Similarly, officers will often have a suspected impaired driver walk a straight line. Those under the influence of alcohol may struggle to do so. Another common test involves looking at your eyes in what is called the Horizontal Gaze Nystagmus test. Effectively, because alcohol affects the function of your eyes, the officers are monitoring you for jerky eye movements under specific conditions.

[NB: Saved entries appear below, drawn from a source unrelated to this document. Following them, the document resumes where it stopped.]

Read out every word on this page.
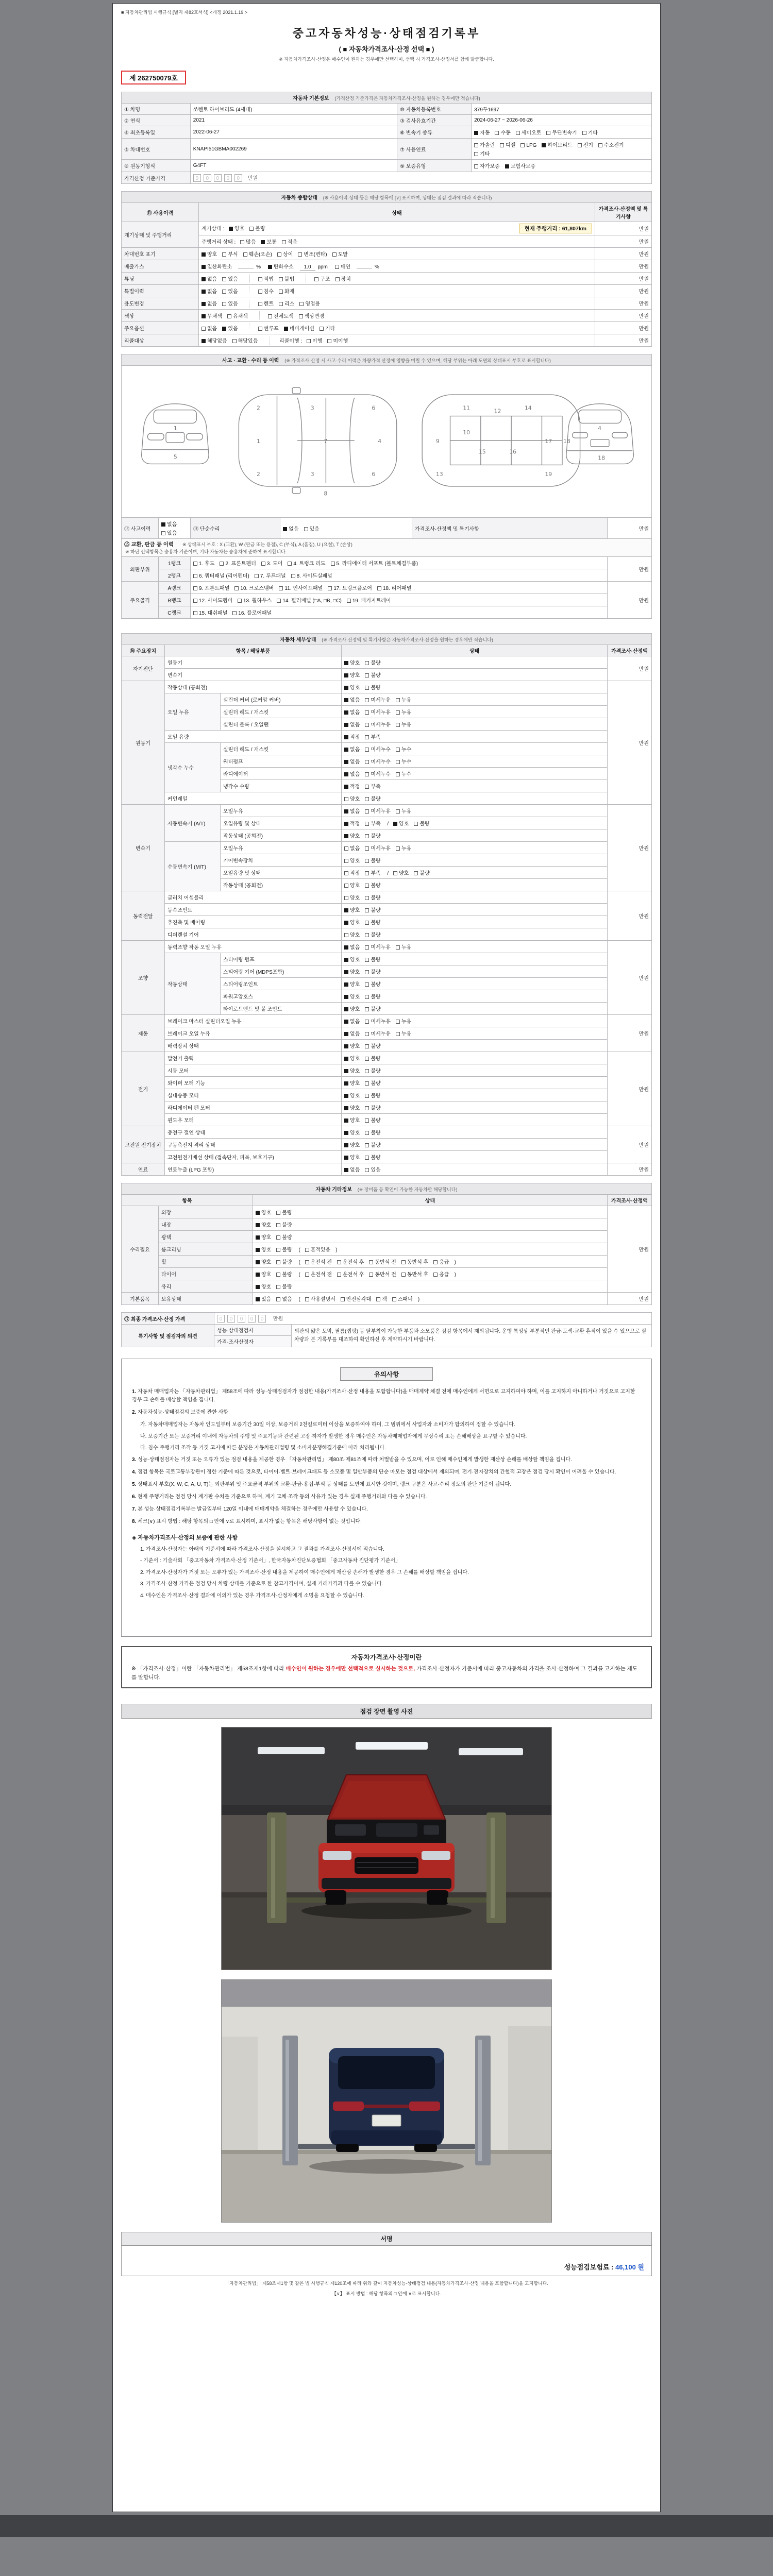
■ 자동차관리법 시행규칙 [별지 제82호서식] <개정 2021.1.19.>
중고자동차성능·상태점검기록부
( ■ 자동차가격조사·산정 선택 ■ )
※ 자동차가격조사·산정은 매수인이 원하는 경우에만 선택하며, 선택 시 가격조사·산정서를 함께 발급합니다.
제 262750079호
자동차 기본정보 (가격산정 기준가격은 자동차가격조사·산정을 원하는 경우에만 적습니다)			
① 차명	쏘렌토 하이브리드 (4세대)	⑩ 자동차등록번호	379두1697
② 연식	2021	③ 검사유효기간	2024-06-27 ~ 2026-06-26
④ 최초등록일	2022-06-27	⑥ 변속기 종류	자동 수동 세미오토 무단변속기 기타
⑤ 차대번호	KNAPI51GBMA002269	⑦ 사용연료	가솔린 디젤 LPG 하이브리드 전기 수소전기기타
⑧ 원동기형식	G4FT	⑨ 보증유형	자가보증 보험사보증
가격산정 기준가격	0 0 0 0 0 만원		
자동차 종합상태 (※ 사용이력·상태 등은 해당 항목에 [∨] 표시하며, 상태는 점검 결과에 따라 적습니다)		
⑪ 사용이력	상태	가격조사·산정액 및 특기사항
계기상태 및 주행거리	계기상태 : 양호 불량 현재 주행거리 : 61,807km	만원
	주행거리 상태 : 많음 보통 적음	만원
차대번호 표기	양호 부식 훼손(오손) 상이 변조(변타) 도말	만원
배출가스	일산화탄소 % 탄화수소 1.0 ppm 매연 %	만원
튜닝	없음 있음 적법 불법 구조 장치	만원
특별이력	없음 있음 침수 화재	만원
용도변경	없음 있음 렌트 리스 영업용	만원
색상	무채색 유채색 전체도색 색상변경	만원
주요옵션	없음 있음 썬루프 네비게이션 기타	만원
리콜대상	해당없음 해당있음 리콜이행 : 이행 미이행	만원
사고 · 교환 · 수리 등 이력 (※ 가격조사·산정 시 사고·수리 이력은 차량가격 산정에 영향을 미칠 수 있으며, 해당 부위는 아래 도면의 상태표시 부호로 표시합니다)					

1
5
1
2
2
3
3
7
6
6
4
8
9
10
11	12
13
14
15	16
17 18
19
4
18

⑬ 사고이력	없음있음	⑭ 단순수리	없음 있음	가격조사·산정액 및 특기사항	만원
⑮ 교환, 판금 등 이력 ※ 상태표시 부호 : X (교환), W (판금 또는 용접), C (부식), A (흠집), U (요철), T (손상)
※ 하단 선택항목은 승용차 기준이며, 기타 자동차는 승용차에 준하여 표시합니다.					
외판부위	1랭크	1. 후드 2. 프론트펜더 3. 도어 4. 트렁크 리드 5. 라디에이터 서포트 (볼트체결부품)			만원
	2랭크	6. 쿼터패널 (리어펜더) 7. 루프패널 8. 사이드실패널			
주요골격	A랭크	9. 프론트패널 10. 크로스멤버 11. 인사이드패널 17. 트렁크플로어 18. 리어패널			만원
	B랭크	12. 사이드멤버 13. 휠하우스 14. 필러패널 (□A, □B, □C) 19. 패키지트레이			
	C랭크	15. 대쉬패널 16. 플로어패널			
자동차 세부상태 (※ 가격조사·산정액 및 특기사항은 자동차가격조사·산정을 원하는 경우에만 적습니다)				
⑯ 주요장치	항목 / 해당부품		상태	가격조사·산정액
자기진단	원동기		양호 불량	만원
	변속기		양호 불량	
원동기	작동상태 (공회전)		양호 불량	만원
	오일 누유	실린더 커버 (로커암 커버)	없음 미세누유 누유	
		실린더 헤드 / 개스킷	없음 미세누유 누유	
		실린더 블록 / 오일팬	없음 미세누유 누유	
	오일 유량		적정 부족	
	냉각수 누수	실린더 헤드 / 개스킷	없음 미세누수 누수	
		워터펌프	없음 미세누수 누수	
		라디에이터	없음 미세누수 누수	
		냉각수 수량	적정 부족	
	커먼레일		양호 불량	
변속기	자동변속기 (A/T)	오일누유	없음 미세누유 누유	만원
		오일유량 및 상태	적정 부족 / 양호 불량	
		작동상태 (공회전)	양호 불량	
	수동변속기 (M/T)	오일누유	없음 미세누유 누유	
		기어변속장치	양호 불량	
		오일유량 및 상태	적정 부족 / 양호 불량	
		작동상태 (공회전)	양호 불량	
동력전달	클러치 어셈블리		양호 불량	만원
	등속조인트		양호 불량	
	추진축 및 베어링		양호 불량	
	디퍼렌셜 기어		양호 불량	
조향	동력조향 작동 오일 누유		없음 미세누유 누유	만원
	작동상태	스티어링 펌프	양호 불량	
		스티어링 기어 (MDPS포함)	양호 불량	
		스티어링조인트	양호 불량	
		파워고압호스	양호 불량	
		타이로드엔드 및 볼 조인트	양호 불량	
제동	브레이크 마스터 실린더오일 누유		없음 미세누유 누유	만원
	브레이크 오일 누유		없음 미세누유 누유	
	배력장치 상태		양호 불량	
전기	발전기 출력		양호 불량	만원
	시동 모터		양호 불량	
	와이퍼 모터 기능		양호 불량	
	실내송풍 모터		양호 불량	
	라디에이터 팬 모터		양호 불량	
	윈도우 모터		양호 불량	
고전원 전기장치	충전구 절연 상태		양호 불량	만원
	구동축전지 격리 상태		양호 불량	
	고전원전기배선 상태 (접속단자, 피복, 보호기구)		양호 불량	
연료	연료누출 (LPG 포함)		없음 있음	만원
자동차 기타정보 (※ 장비품 등 확인이 가능한 자동차만 해당합니다)			
항목		상태	가격조사·산정액
수리필요	외장	양호 불량	만원
	내장	양호 불량	
	광택	양호 불량	
	룸크리닝	양호 불량 ( 흔적있음 )	
	휠	양호 불량 ( 운전석 전 운전석 후 동반석 전 동반석 후 응급 )	
	타이어	양호 불량 ( 운전석 전 운전석 후 동반석 전 동반석 후 응급 )	
	유리	양호 불량	
기본품목	보유상태	있음 없음 ( 사용설명서 안전삼각대 잭 스패너 )	만원
⑰ 최종 가격조사·산정 가격	0 0 0 0 0 만원	
특기사항 및 점검자의 의견	성능·상태점검자	외판의 얇은 도막, 필름(랩핑) 등 탈부착이 가능한 부품과 소모품은 점검 항목에서 제외됩니다. 운행 특성상 부분적인 판금·도색·교환 흔적이 있을 수 있으므로 실 차량과 본 기록부를 대조하여 확인하신 후 계약하시기 바랍니다.
	가격·조사산정자	
유의사항
1. 자동차 매매업자는 「자동차관리법」 제58조에 따라 성능·상태점검자가 점검한 내용(가격조사·산정 내용을 포함합니다)을 매매계약 체결 전에 매수인에게 서면으로 고지하여야 하며, 이를 고지하지 아니하거나 거짓으로 고지한 경우 그 손해를 배상할 책임을 집니다.
2. 자동차성능·상태점검의 보증에 관한 사항
가. 자동차매매업자는 자동차 인도일부터 보증기간 30일 이상, 보증거리 2천킬로미터 이상을 보증하여야 하며, 그 범위에서 사업자와 소비자가 합의하여 정할 수 있습니다.
나. 보증기간 또는 보증거리 이내에 자동차의 주행 및 주요기능과 관련된 고장·하자가 발생한 경우 매수인은 자동차매매업자에게 무상수리 또는 손해배상을 요구할 수 있습니다.
다. 침수·주행거리 조작 등 거짓 고지에 따른 분쟁은 자동차관리법령 및 소비자분쟁해결기준에 따라 처리됩니다.
3. 성능·상태점검자는 거짓 또는 오류가 있는 점검 내용을 제공한 경우 「자동차관리법」 제80조·제81조에 따라 처벌받을 수 있으며, 이로 인해 매수인에게 발생한 재산상 손해를 배상할 책임을 집니다.
4. 점검 항목은 국토교통부장관이 정한 기준에 따른 것으로, 타이어·벨트·브레이크패드 등 소모품 및 일반부품의 단순 마모는 점검 대상에서 제외되며, 전기·전자장치의 간헐적 고장은 점검 당시 확인이 어려울 수 있습니다.
5. 상태표시 부호(X, W, C, A, U, T)는 외판부위 및 주요골격 부위의 교환·판금·용접·부식 등 상태를 도면에 표시한 것이며, 랭크 구분은 사고·수리 정도의 판단 기준이 됩니다.
6. 현재 주행거리는 점검 당시 계기판 수치를 기준으로 하며, 계기 교체·조작 등의 사유가 있는 경우 실제 주행거리와 다를 수 있습니다.
7. 본 성능·상태점검기록부는 발급일부터 120일 이내에 매매계약을 체결하는 경우에만 사용할 수 있습니다.
8. 체크(∨) 표시 방법 : 해당 항목의 □ 안에 ∨로 표시하며, 표시가 없는 항목은 해당사항이 없는 것입니다.
◈ 자동차가격조사·산정의 보증에 관한 사항
1. 가격조사·산정자는 아래의 기준서에 따라 가격조사·산정을 실시하고 그 결과를 가격조사·산정서에 적습니다.
- 기준서 : 기술사회 「중고자동차 가격조사·산정 기준서」, 한국자동차진단보증협회 「중고자동차 진단평가 기준서」
2. 가격조사·산정자가 거짓 또는 오류가 있는 가격조사·산정 내용을 제공하여 매수인에게 재산상 손해가 발생한 경우 그 손해를 배상할 책임을 집니다.
3. 가격조사·산정 가격은 점검 당시 차량 상태를 기준으로 한 참고가격이며, 실제 거래가격과 다를 수 있습니다.
4. 매수인은 가격조사·산정 결과에 이의가 있는 경우 가격조사·산정자에게 소명을 요청할 수 있습니다.
자동차가격조사·산정이란
※ 「가격조사·산정」이란 「자동차관리법」 제58조제1항에 따라 매수인이 원하는 경우에만 선택적으로 실시하는 것으로, 가격조사·산정자가 기준서에 따라 중고자동차의 가격을 조사·산정하여 그 결과를 고지하는 제도를 말합니다.
점검 장면 촬영 사진
서명
성능점검보험료 : 46,100 원
「자동차관리법」 제58조제1항 및 같은 법 시행규칙 제120조에 따라 위와 같이 자동차성능·상태점검 내용(자동차가격조사·산정 내용을 포함합니다)을 고지합니다.
【∨】 표시 방법 : 해당 항목의 □ 안에 ∨로 표시합니다.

Field Sobriety Tests Can Lead to Chemical Testing

As it is certainly true that there are medical conditions that could produce behaviors or actions that an officer would consider indicative of impairment, officers typically won’t arrest someone based solely on a field sobriety test for exactly that reason. Anything from diabetes to mild equilibrium issues could result in someone totally sober failing a field sobriety test.

Officers typically use the failed field sobriety test as probable cause for additional sobriety testing, which usually involves a chemical test such as a Breathalyzer. The multiple-stage testing process helps minimize the number of mistakes that officers make when conducting impaired driving enforcement, but no field testing system is infallible.

Officers can mistake medical issues as impairment symptoms. They may also jump to conclusions that the evidence does not currently justify. The good news is that anyone who fails a field sobriety test or even a Breathalyzer still has the right to fight back.